Union Pacific has announced its financial results for the full year of 2014. It reported operating revenues of $24.0bn, an increase of 9% year-on-year. The company also recorded operating income of $8.8bn, a rise of 18% on 2013’s result. Accordingly the company’s margin stood at 36.67%.
During 2014 freight revenue increased to $22.6bn, a 9% increase over 2013. Carloadings were up 7% versus 2013, with growth in each business group. Volume growth was led by agricultural products, industrial products, and intermodal effecting the top line growth at Union Pacific.
Operating costs were reduced significantly as average diesel fuel prices decreased by 6% to $2.97 per gallon in 2014 from $3.15 per gallon in 2013, thus the company’s margin improved over the year.

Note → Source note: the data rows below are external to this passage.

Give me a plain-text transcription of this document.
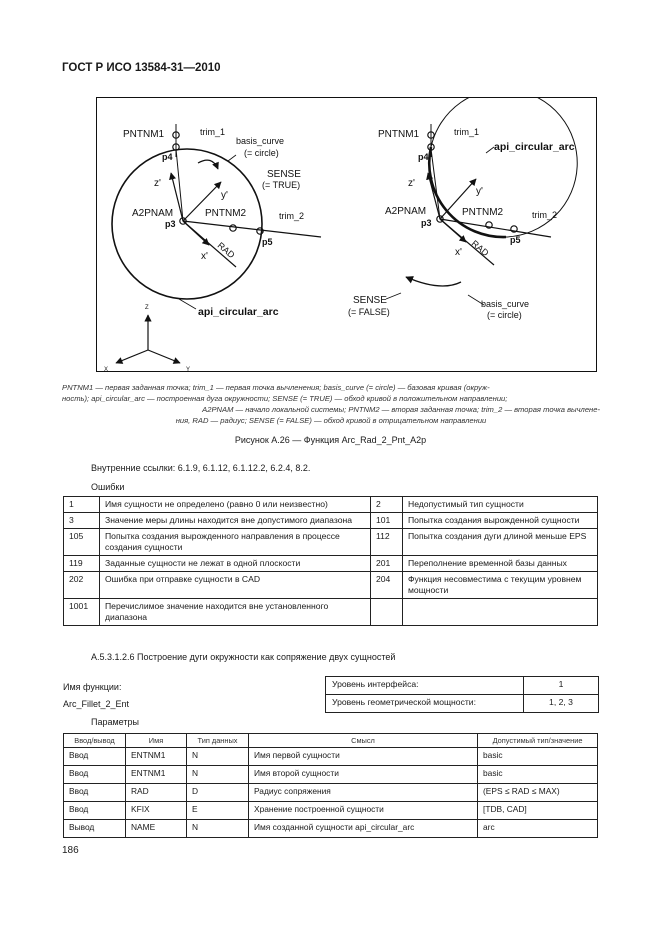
ГОСТ Р ИСО 13584-31—2010
PNTNM1	trim_1
basis_curve
(= circle)
p4
SENSE
(= TRUE)
z'
y'
A2PNAM	PNTNM2	trim_2
p3
p5
x' RAD
api_circular_arc
PNTNM1	trim_1
api_circular_arc
p4
z'
y'
A2PNAM	PNTNM2	trim_2
p3
p5
x' RAD
SENSE
(= FALSE)
basis_curve
(= circle)
Z
X	Y
PNTNM1 — первая заданная точка; trim_1 — первая точка вычленения; basis_curve (= circle) — базовая кривая (окруж-
ность); api_circular_arc — построенная дуга окружности; SENSE (= TRUE) — обход кривой в положительном направлении;
A2PNAM — начало локальной системы; PNTNM2 — вторая заданная точка; trim_2 — вторая точка вычлене-
ния, RAD — радиус; SENSE (= FALSE) — обход кривой в отрицательном направлении
Рисунок А.26 — Функция Arc_Rad_2_Pnt_A2p
Внутренние ссылки: 6.1.9, 6.1.12, 6.1.12.2, 6.2.4, 8.2.
Ошибки
1	Имя сущности не определено (равно 0 или неизвестно)	2	Недопустимый тип сущности
3	Значение меры длины находится вне допустимого диапазона	101	Попытка создания вырожденной сущности
105	Попытка создания вырожденного направления в процессе создания сущности	112	Попытка создания дуги длиной меньше EPS
119	Заданные сущности не лежат в одной плоскости	201	Переполнение временной базы данных
202	Ошибка при отправке сущности в CAD	204	Функция несовместима с текущим уровнем мощности
1001	Перечислимое значение находится вне установленного диапазона		
А.5.3.1.2.6 Построение дуги окружности как сопряжение двух сущностей
Имя функции:
Arc_Fillet_2_Ent
Уровень интерфейса:	1
Уровень геометрической мощности:	1, 2, 3
Параметры
Ввод/вывод	Имя	Тип данных	Смысл	Допустимый тип/значение
Ввод	ENTNM1	N	Имя первой сущности	basic
Ввод	ENTNM1	N	Имя второй сущности	basic
Ввод	RAD	D	Радиус сопряжения	(EPS ≤ RAD ≤ MAX)
Ввод	KFIX	E	Хранение построенной сущности	[TDB, CAD]
Вывод	NAME	N	Имя созданной сущности api_circular_arc	arc
186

Jack Koraleski, Union Pacific’s Chief Executive Officer said, “With 2014 behind us, we’re intently focused on the year ahead. Overall, the US economy continues to move forward at a moderate pace, but of course, there are always uncertainties. Clearly, one of the biggest uncertainties is the outlook for energy markets, which will bring both challenges and opportunities as we move ahead. We’re entering the year well-resourced and we’re looking forward to safely providing efficient, value-added service for our customers, and increasing returns for our shareholders in 2015.”